Despite going undefeated through his first 27 fights, the North Hollywood middleweight has been unable to get a world title shot.
So Saturday afternoon, for his 28th fight, he went to Plan B: Showtime.
Defending his North American Boxing Federation title against Kevin Watts, 160, of Pleasantville, N.J., before a capacity crowd of 900 at the Reseda Country Club and a national television audience, Nunn, who also weighed 160, entered the ring like Apollo Creed, went through the prefight introductions like Mr. T and fought much of the bout like Muhammad Ali.
Watts couldn't touch him, not as a performer nor as a boxer.
Nunn thoroughly dominated, winning a unanimous 12-round decision by scores of 120-106, 120-108 and 119-108. He failed to win just one round on one scorecard while dropping Watts to 17-4.
And throughout, Nunn clowned and taunted. After entering the ring to a musical fanfare, he pointed at his NABF belt and shook his head at Watts, indicating the challenger had no chance to get it. After the bell ending one round, Nunn pushed Watts in the head in mockery. And he talked to Watts throughout, asking him why he wasn't tough.
"I just wanted to put on a show for the network," said Nunn, who has been called a boring, defensive fighter in the past. "I wanted Kevin Watts to remember Michael Nunn."
Yet, despite all the histrionics, the fight ended with scattered boos from the crowd because it had gone the distance.
Nunn appeared to have a knockout victory within the grasp of his fists in the fifth round when he cornered Watts and bombarded him with one combination after another. The 25-year-old Watts staggered away and hit the canvas. He got to his feet at the count of eight, but Nunn got him back on the ropes and picked up where he had left off. However, the bell sounded, and Nunn was never again able to inflict serious damage on Watts.
So, Nunn was satisfied using strong body shots and effective combinations to rack up the points. Watts spent much of his time employing the rope-a-dope. But he turned out to be the dope when Nunn just kept pounding away, never seeming to tire.
"I was just delighted to win," said Nunn, who earned $55,000. "I didn't want to overextend myself.
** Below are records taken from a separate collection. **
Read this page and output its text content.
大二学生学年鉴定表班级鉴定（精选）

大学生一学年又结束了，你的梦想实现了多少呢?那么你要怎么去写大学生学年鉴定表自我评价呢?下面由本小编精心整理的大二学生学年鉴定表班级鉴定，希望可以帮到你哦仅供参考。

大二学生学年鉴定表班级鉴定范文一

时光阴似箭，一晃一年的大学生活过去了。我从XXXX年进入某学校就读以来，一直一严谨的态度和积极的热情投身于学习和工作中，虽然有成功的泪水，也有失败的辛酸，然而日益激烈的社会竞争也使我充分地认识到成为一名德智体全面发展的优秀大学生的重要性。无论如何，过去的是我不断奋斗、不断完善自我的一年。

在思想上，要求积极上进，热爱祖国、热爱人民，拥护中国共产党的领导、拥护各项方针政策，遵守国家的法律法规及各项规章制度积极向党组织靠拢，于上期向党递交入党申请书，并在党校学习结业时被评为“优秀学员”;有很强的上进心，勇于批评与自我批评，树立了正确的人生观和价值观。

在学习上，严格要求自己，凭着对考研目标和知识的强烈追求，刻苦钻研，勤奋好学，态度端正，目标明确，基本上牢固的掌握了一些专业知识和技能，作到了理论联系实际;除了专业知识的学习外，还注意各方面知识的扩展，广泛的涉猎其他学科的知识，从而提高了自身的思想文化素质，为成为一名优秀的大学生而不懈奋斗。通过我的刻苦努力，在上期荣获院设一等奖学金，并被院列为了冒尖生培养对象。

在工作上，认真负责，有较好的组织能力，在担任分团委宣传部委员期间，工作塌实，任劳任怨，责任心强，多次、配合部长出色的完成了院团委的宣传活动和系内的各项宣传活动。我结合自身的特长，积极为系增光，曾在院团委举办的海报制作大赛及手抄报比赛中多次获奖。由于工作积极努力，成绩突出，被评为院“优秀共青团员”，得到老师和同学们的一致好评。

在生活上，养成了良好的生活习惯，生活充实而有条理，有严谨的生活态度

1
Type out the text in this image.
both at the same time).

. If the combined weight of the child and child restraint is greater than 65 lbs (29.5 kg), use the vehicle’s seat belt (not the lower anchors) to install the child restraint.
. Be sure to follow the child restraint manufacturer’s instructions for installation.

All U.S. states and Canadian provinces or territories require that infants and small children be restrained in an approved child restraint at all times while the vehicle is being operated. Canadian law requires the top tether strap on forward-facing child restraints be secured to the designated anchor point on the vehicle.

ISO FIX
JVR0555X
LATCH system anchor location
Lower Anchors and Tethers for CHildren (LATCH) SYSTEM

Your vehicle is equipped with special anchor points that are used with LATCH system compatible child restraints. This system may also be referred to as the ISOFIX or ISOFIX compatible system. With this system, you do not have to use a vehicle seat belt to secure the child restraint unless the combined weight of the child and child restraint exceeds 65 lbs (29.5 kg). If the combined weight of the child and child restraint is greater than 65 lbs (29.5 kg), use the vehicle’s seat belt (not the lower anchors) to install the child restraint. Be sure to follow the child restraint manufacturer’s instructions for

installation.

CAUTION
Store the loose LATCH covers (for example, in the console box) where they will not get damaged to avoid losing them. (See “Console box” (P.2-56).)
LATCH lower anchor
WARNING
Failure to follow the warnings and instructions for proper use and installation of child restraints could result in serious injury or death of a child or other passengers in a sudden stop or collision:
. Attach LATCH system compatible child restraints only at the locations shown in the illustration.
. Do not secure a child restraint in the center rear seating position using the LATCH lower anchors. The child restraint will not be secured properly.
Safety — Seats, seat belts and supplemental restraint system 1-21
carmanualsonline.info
The guy was in good shape."
Watts saw it a little differently.
"I don't see him as a big puncher," Watts said. "He gives you those combinations--bop, bop, bop--and he's gone. He did what he had to do, but he was not overwhelming.
"My plan was to dig to his body and slow him up, but he gave me a lot more movement than I expected. I wanted to cut off the ring on him, but before I knew it, the rounds had piled up."
Watts, who earned $22,500, said there were several fighters in the middleweight division he'd rank over Nunn--Thomas Hearns and Frank Tate, to name two. This is despite the fact that Watts lost a one-point majority decision to Tate just over a year ago.
Nunn, ranked no lower than third in any of the three world boxing organizations, wants to fight Hearns or Tate or Sumbu Kalambay, the three middleweight titleholders. But Hearns is waiting for a possible fight with Marvelous Marvin Hagler in the spring, Kalambay is fighting Mike McCallum in March and Tate turned down an opportunity to fight Nunn, signing instead to meet England's Tony Sibson next month.
"Our goal now," said Dan Goossen, Nunn's manager, "is to get the No. 1 ranking in all three organizations, to make it mandatory that Michael gets a shot. We can't demand that now. When we're No. 1, we can."